Und das, obwohl Sandra Maischberger ihn äußerst uncharmant angekündigt hat: "Kein Mitglied der Bundesregierung, das häufiger mit Rücktrittsforderungen konfrontiert wird." Und dann wurden auch noch kabarettistische Beiträge über ihn gezeigt. Es waren vor allem Einspieler aus der "heute Show" – schon ein, zwei Jahre alt. Durch die Pandemie war der Pannen-Minister ziemlich aus der Schusslinie geraten. Ob ihn Kritik schmerze, will Maischberger zu Anfang wissen. Und Schauer lässt sogar einen kleinen Blick in sein Seelenleben zu.
"Es tut schon weh oder geht tief, aber das ist keine Kategorie in der Politik. Das muss man aushalten.“
Andreas Scheuer
Dass er Kritik widerstehen kann, hat er bewiesen. Immer wieder lädt er auch zum Bürger-Talk unter dem Hashtag #GrillDenScheuer. Was ihm helfe, sei die Überzeugung, dass er einen guten Job mache. "Das Urteil zur PKW-Maut hat sehr viel überlagert", sagt Scheuer, dabei arbeite er täglich an der "Mobilität der Zukunft", auch um sie "der jungen Generation vererben" zu können. In den letzten zehn Jahren hätten sich die Ausgaben für Infrastruktur von 9,7 Milliarden Euro auf 19.6 Milliarden verdoppelt. In 2022 würde zum ersten Mal mehr Geld für die Schiene als für die Straße ausgegeben. Außerdem habe es vor Corona Fahrgastrekorde bei der Bahn gegeben, sagt der oft als Auto-Minister geschmähte Verkehrspolitiker. "So schlecht kann die Schiene nicht sein." Den Ausbau von Schienenstrecken, etwa die Fehmarnbeltquerung, würden die Grünen behindern.

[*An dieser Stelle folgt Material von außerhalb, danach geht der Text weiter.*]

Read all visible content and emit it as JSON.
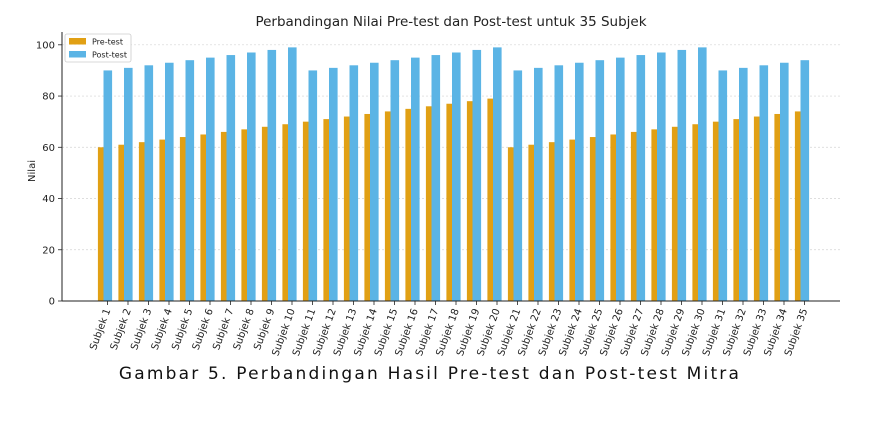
{
  "caption": "Gambar 5. Perbandingan Hasil Pre-test dan Post-test Mitra",
  "chart_data": {
    "type": "bar",
    "title": "Perbandingan Nilai Pre-test dan Post-test untuk 35 Subjek",
    "xlabel": "",
    "ylabel": "Nilai",
    "ylim": [
      0,
      105
    ],
    "yticks": [
      0,
      20,
      40,
      60,
      80,
      100
    ],
    "grid": true,
    "legend_position": "top-left",
    "categories": [
      "Subjek 1",
      "Subjek 2",
      "Subjek 3",
      "Subjek 4",
      "Subjek 5",
      "Subjek 6",
      "Subjek 7",
      "Subjek 8",
      "Subjek 9",
      "Subjek 10",
      "Subjek 11",
      "Subjek 12",
      "Subjek 13",
      "Subjek 14",
      "Subjek 15",
      "Subjek 16",
      "Subjek 17",
      "Subjek 18",
      "Subjek 19",
      "Subjek 20",
      "Subjek 21",
      "Subjek 22",
      "Subjek 23",
      "Subjek 24",
      "Subjek 25",
      "Subjek 26",
      "Subjek 27",
      "Subjek 28",
      "Subjek 29",
      "Subjek 30",
      "Subjek 31",
      "Subjek 32",
      "Subjek 33",
      "Subjek 34",
      "Subjek 35"
    ],
    "series": [
      {
        "name": "Pre-test",
        "color": "#e1a014",
        "values": [
          60,
          61,
          62,
          63,
          64,
          65,
          66,
          67,
          68,
          69,
          70,
          71,
          72,
          73,
          74,
          75,
          76,
          77,
          78,
          79,
          60,
          61,
          62,
          63,
          64,
          65,
          66,
          67,
          68,
          69,
          70,
          71,
          72,
          73,
          74
        ]
      },
      {
        "name": "Post-test",
        "color": "#5bb4e5",
        "values": [
          90,
          91,
          92,
          93,
          94,
          95,
          96,
          97,
          98,
          99,
          90,
          91,
          92,
          93,
          94,
          95,
          96,
          97,
          98,
          99,
          90,
          91,
          92,
          93,
          94,
          95,
          96,
          97,
          98,
          99,
          90,
          91,
          92,
          93,
          94
        ]
      }
    ]
  }
}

Die Methode Scheuer: Schuldige finden
Die Diskussion läuft nach einem bestimmten Muster ab: Maischberger fragt, Scheuer weist alle Schuld von sich, findet andere Schuldige oder Begründungen, warum alles ganz anders ist, stellt aber auch baldige Lösungen in Aussicht. Da geht es um Funknetzabdeckung und Scheuer, zu dessen Aufgaben auch die digitale Infrastruktur gehört, sagt, dass sie erst die Funklöcher finden müssten. Maischberger antwortet, die Bundesnetzagentur würde sie schon lange kennen. Scheuer entgegnet, dass die aber kein Förderprogramm habe. Und außerdem seien die Kommunen für Funkmasten zuständig und bräuchten 18 Monate für einen. Der Bund, also er, könne nur fördern, nicht selbst bauen. "Und bei 5G sind wir vor dem Ausbauplan."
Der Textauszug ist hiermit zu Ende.